- Film poster
- Directed by: Sam Raimi
- Written by: Sam Raimi Scott Spiegel
- Produced by: Sam Raimi Scott Spiegel
- Starring: Scott Spiegel Sam Raimi Bruce Campbell Ted Raimi
- Cinematography: Bruce Campbell John Cameron Mike Ditz Ted Raimi
- Distributed by: Sam Raimi
- Release date: 1978;
- Running time: 71 minutes
- Language: English

= It's Murder! =

It's Murder! is a 1978 amateur Super 8 crime comedy film directed by Sam Raimi while he was a student at Michigan State University. It was co-written and produced by Raimi and Scott Spiegel, and stars both Raimi and Spiegel alongside their frequent collaborator Bruce Campbell. Raimi's first feature-length film, it was screened publicly at both Groves High School and MSU, but was never distributed commercially.

== Plot ==
The film tells the story of a family whose uncle is murdered.
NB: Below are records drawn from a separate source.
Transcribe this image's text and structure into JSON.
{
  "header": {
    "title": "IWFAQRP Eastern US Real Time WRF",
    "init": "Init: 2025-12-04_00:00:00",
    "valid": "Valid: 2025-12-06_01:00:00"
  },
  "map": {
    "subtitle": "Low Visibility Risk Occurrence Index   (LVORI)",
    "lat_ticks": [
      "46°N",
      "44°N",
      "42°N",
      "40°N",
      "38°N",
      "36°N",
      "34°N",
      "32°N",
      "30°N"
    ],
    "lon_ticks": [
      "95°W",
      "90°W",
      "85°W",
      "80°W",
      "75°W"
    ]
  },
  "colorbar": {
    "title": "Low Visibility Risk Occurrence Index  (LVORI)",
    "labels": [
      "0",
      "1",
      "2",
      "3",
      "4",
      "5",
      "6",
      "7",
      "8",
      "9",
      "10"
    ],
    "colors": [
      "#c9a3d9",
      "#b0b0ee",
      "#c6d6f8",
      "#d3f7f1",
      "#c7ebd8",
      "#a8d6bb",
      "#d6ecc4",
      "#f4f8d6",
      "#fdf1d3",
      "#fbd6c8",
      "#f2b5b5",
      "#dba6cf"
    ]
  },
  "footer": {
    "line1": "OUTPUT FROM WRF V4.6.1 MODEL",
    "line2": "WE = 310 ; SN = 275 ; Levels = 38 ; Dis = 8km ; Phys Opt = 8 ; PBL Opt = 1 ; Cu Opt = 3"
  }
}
The son (Sam Raimi) gets everything because he is in the will. A detective (Scott Spiegel) is trying to find out who murdered the uncle while avoiding ending up dead as well.

==Cast==

- Scott Spiegel
- Sam Raimi
- Cheryl Guttridge
- Richard Smith
- Matt Taylor
- Bill Aaron
- Ted Raimi
- Bruce Campbell
- Ivan M. Raimi
- William E. Kirk
- Robert Tapert
- Tim Quill
- Jon Page
- Josh Becker
- Bill Ward
- Paul Krispin
- Clay Warnock
- Mike Ditz

==Production==
It's Murder! was mostly shot in the summer of 1977. In the fall, when much of the cast and crew had to go back to school, Campbell and Spiegel "wound up running around grabbing shots on weekends and sending them to Sam so he could cut them in." It was shot on Super 8 film with a budget of $2,000.

==Release==
It's Murder! was screened publicly at both Michigan State University and Wylie E. Groves High School in late 1978 and early 1979, but it was never distributed commercially. Raimi would refer to the film as "terrible" in a later interview, with the only other audience member during an initial screening walking out and leaving Raimi by himself, who stated that the experience "was a very sad forty minutes watching the rest of that movie, alone in that theater in the darkness, thinking I've got to make better movies than this because I can’t live like this. It’s too awful."